It was the third attack on Jewish persons in recent months in the southern French port city, which has the second largest population of Jews in France after the capital Paris.

Three Jews were assaulted in October, one with a knife near a synagogue by a drunken assailant.

In November, another Jewish teacher was stabbed by people shouting anti-Semitic obscenities and support for the Islamic State group.

France's Jewish community has grown used to living under the surveillance of armed soldiers around synagogues and schools since being targeted in a jihadist attack in Paris last January.

This weekend, the country marked a year since the attacks which left 17 people dead, including four people gunned down in a Jewish supermarket.
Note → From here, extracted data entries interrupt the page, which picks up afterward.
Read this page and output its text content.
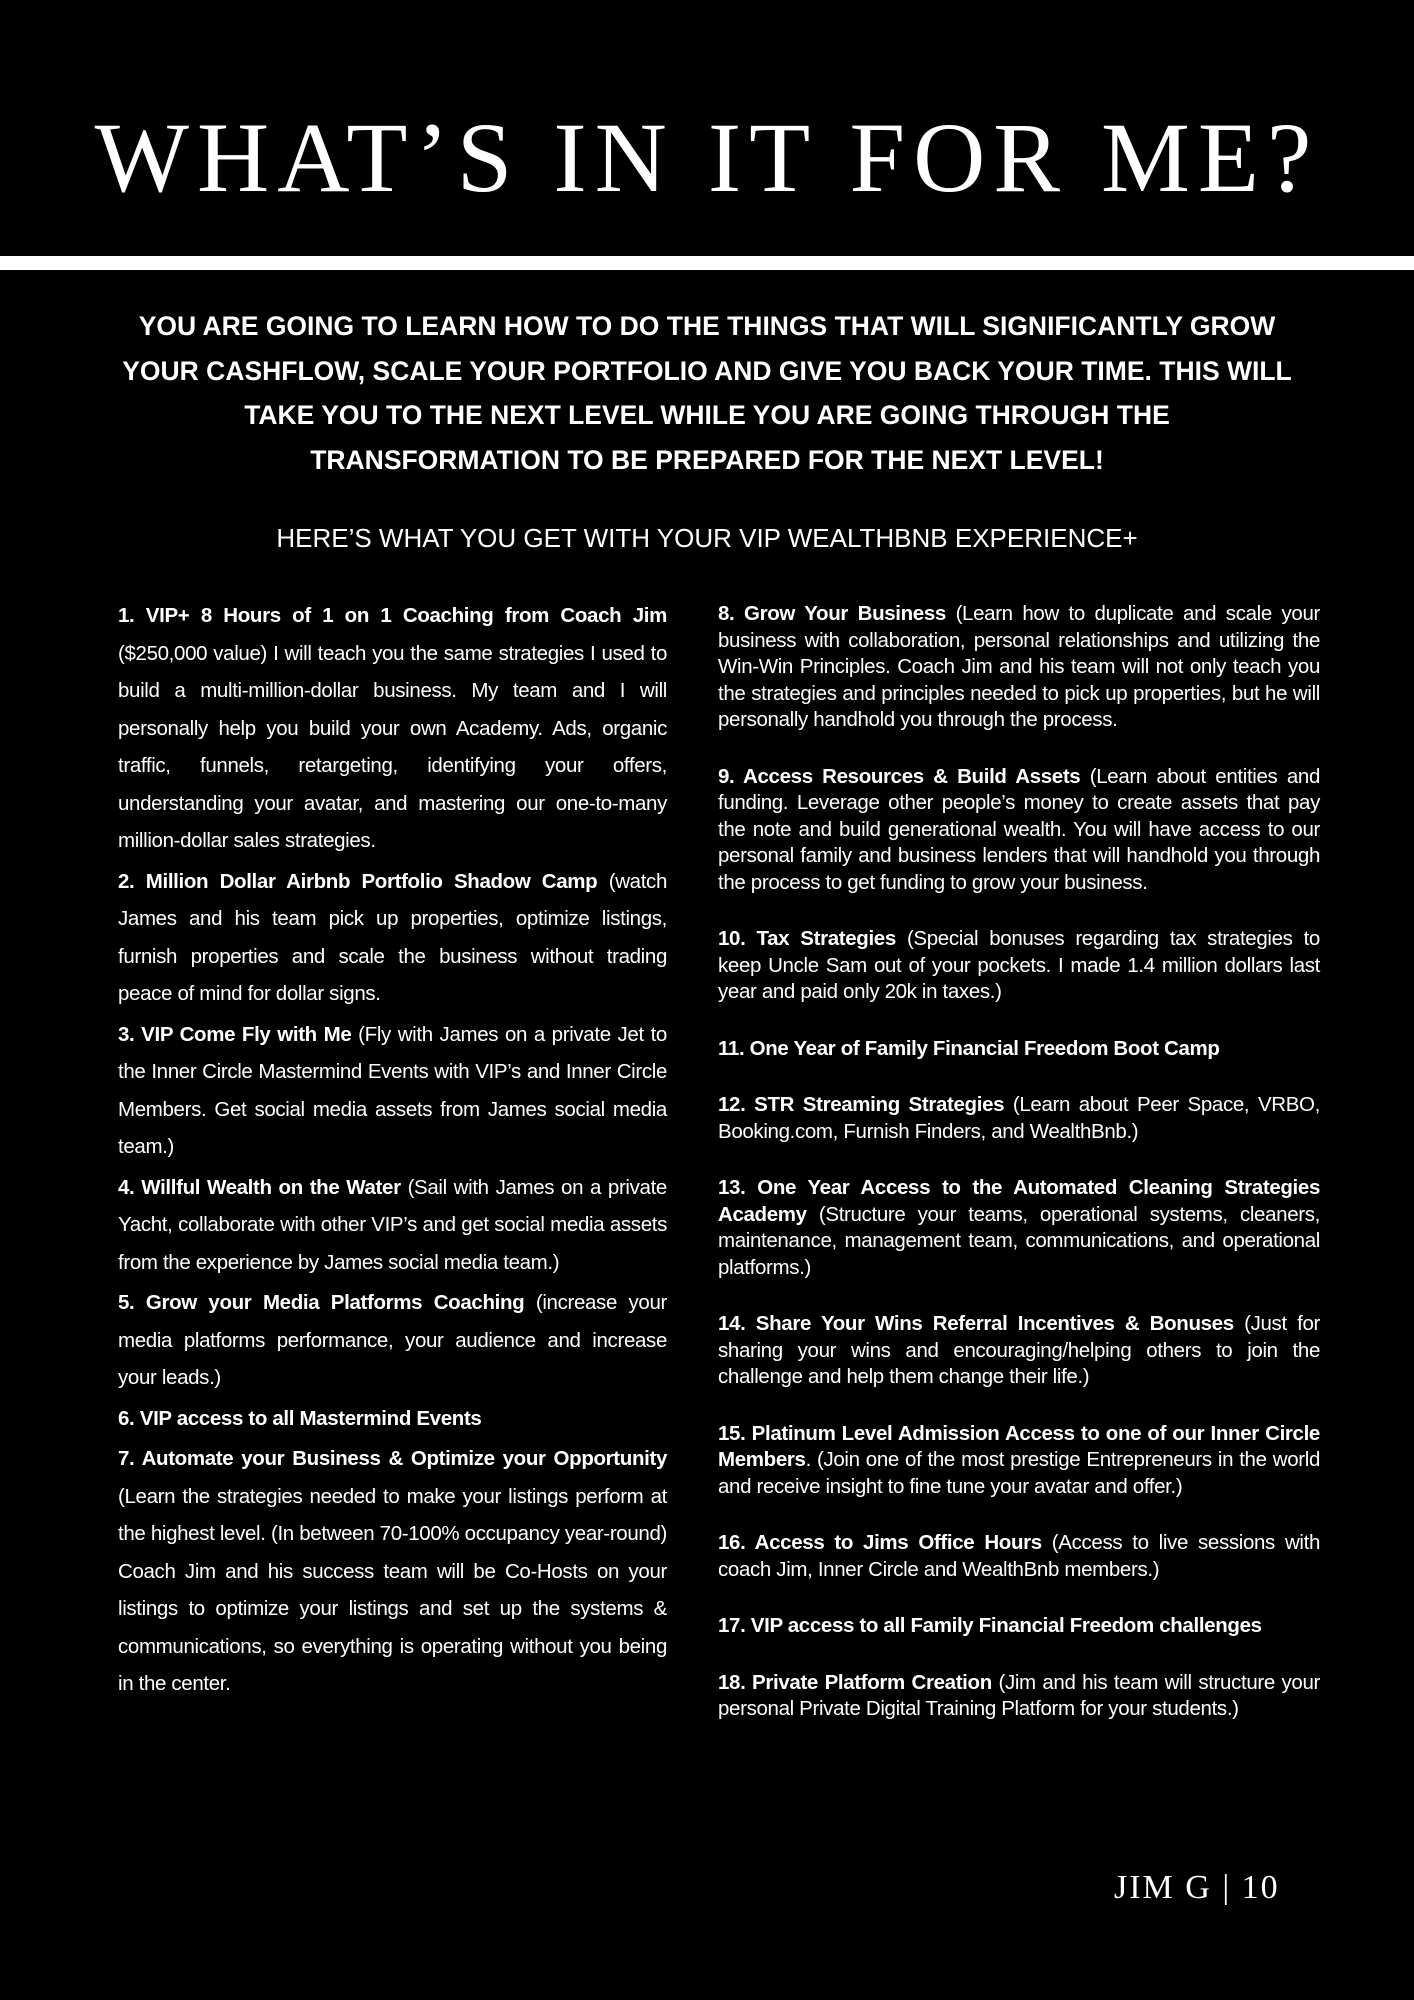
WHAT’S IN IT FOR ME?

YOU ARE GOING TO LEARN HOW TO DO THE THINGS THAT WILL SIGNIFICANTLY GROW YOUR CASHFLOW, SCALE YOUR PORTFOLIO AND GIVE YOU BACK YOUR TIME. THIS WILL TAKE YOU TO THE NEXT LEVEL WHILE YOU ARE GOING THROUGH THE TRANSFORMATION TO BE PREPARED FOR THE NEXT LEVEL!

HERE’S WHAT YOU GET WITH YOUR VIP WEALTHBNB EXPERIENCE+

1. VIP+ 8 Hours of 1 on 1 Coaching from Coach Jim ($250,000 value) I will teach you the same strategies I used to build a multi-million-dollar business. My team and I will personally help you build your own Academy. Ads, organic traffic, funnels, retargeting, identifying your offers, understanding your avatar, and mastering our one-to-many million-dollar sales strategies.

2. Million Dollar Airbnb Portfolio Shadow Camp (watch James and his team pick up properties, optimize listings, furnish properties and scale the business without trading peace of mind for dollar signs.

3. VIP Come Fly with Me (Fly with James on a private Jet to the Inner Circle Mastermind Events with VIP’s and Inner Circle Members. Get social media assets from James social media team.)

4. Willful Wealth on the Water (Sail with James on a private Yacht, collaborate with other VIP’s and get social media assets from the experience by James social media team.)

5. Grow your Media Platforms Coaching (increase your media platforms performance, your audience and increase your leads.)

6. VIP access to all Mastermind Events

7. Automate your Business & Optimize your Opportunity (Learn the strategies needed to make your listings perform at the highest level. (In between 70-100% occupancy year-round) Coach Jim and his success team will be Co-Hosts on your listings to optimize your listings and set up the systems & communications, so everything is operating without you being in the center.

8. Grow Your Business (Learn how to duplicate and scale your business with collaboration, personal relationships and utilizing the Win-Win Principles. Coach Jim and his team will not only teach you the strategies and principles needed to pick up properties, but he will personally handhold you through the process.

9. Access Resources & Build Assets (Learn about entities and funding. Leverage other people’s money to create assets that pay the note and build generational wealth. You will have access to our personal family and business lenders that will handhold you through the process to get funding to grow your business.

10. Tax Strategies (Special bonuses regarding tax strategies to keep Uncle Sam out of your pockets. I made 1.4 million dollars last year and paid only 20k in taxes.)

11. One Year of Family Financial Freedom Boot Camp

12. STR Streaming Strategies (Learn about Peer Space, VRBO, Booking.com, Furnish Finders, and WealthBnb.)

13. One Year Access to the Automated Cleaning Strategies Academy (Structure your teams, operational systems, cleaners, maintenance, management team, communications, and operational platforms.)

14. Share Your Wins Referral Incentives & Bonuses (Just for sharing your wins and encouraging/helping others to join the challenge and help them change their life.)

15. Platinum Level Admission Access to one of our Inner Circle Members. (Join one of the most prestige Entrepreneurs in the world and receive insight to fine tune your avatar and offer.)

16. Access to Jims Office Hours (Access to live sessions with coach Jim, Inner Circle and WealthBnb members.)

17. VIP access to all Family Financial Freedom challenges

18. Private Platform Creation (Jim and his team will structure your personal Private Digital Training Platform for your students.)

JIM G | 10
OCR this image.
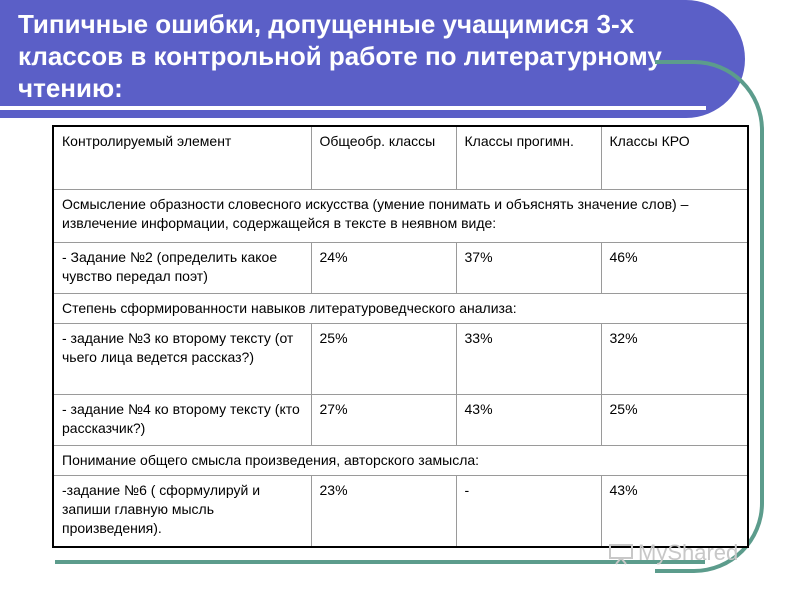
Типичные ошибки, допущенные учащимися 3-х классов в контрольной работе по литературному чтению:
Контролируемый элемент	Общеобр. классы	Классы прогимн.	Классы КРО
Осмысление образности словесного искусства (умение понимать и объяснять значение слов) – извлечение информации, содержащейся в тексте в неявном виде:			
- Задание №2 (определить какое чувство передал поэт)	24%	37%	46%
Степень сформированности навыков литературоведческого анализа:			
- задание №3 ко второму тексту (от чьего лица ведется рассказ?)	25%	33%	32%
- задание №4 ко второму тексту (кто рассказчик?)	27%	43%	25%
Понимание общего смысла произведения, авторского замысла:			
-задание №6 ( сформулируй и запиши главную мысль произведения).	23%	-	43%
MyShared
According to French government statistics, anti-Semitic acts have soared in recent years, with the number reported between January and May 2015 increasing 84 percent compared with the same period in 2014.

The growing insecurity has seen an increase in emigration to Israel, with record departures in 2015 of 7,900 people.

"Honestly, I don't know how I will get over this terrible attack," said the teacher, adding he would have to think about no longer wearing his skull cap in public.

The prosecutor Robin said the teenager, who will turn 16 in the coming days, "has the profile of someone who was radicalised on the Internet".

"He claimed to have been acting for Daesh," he added, using the Arabic acronym for the Islamic State group.

"You get the sense that he does not have a full grasp of the fundamentals of Islam," he added.

The boy even admitted to investigators that he planned to arm himself and kill police as soon as he is released.

The prosecutor said the attacker was a "good student" whose family had been unaware of his radicalisation.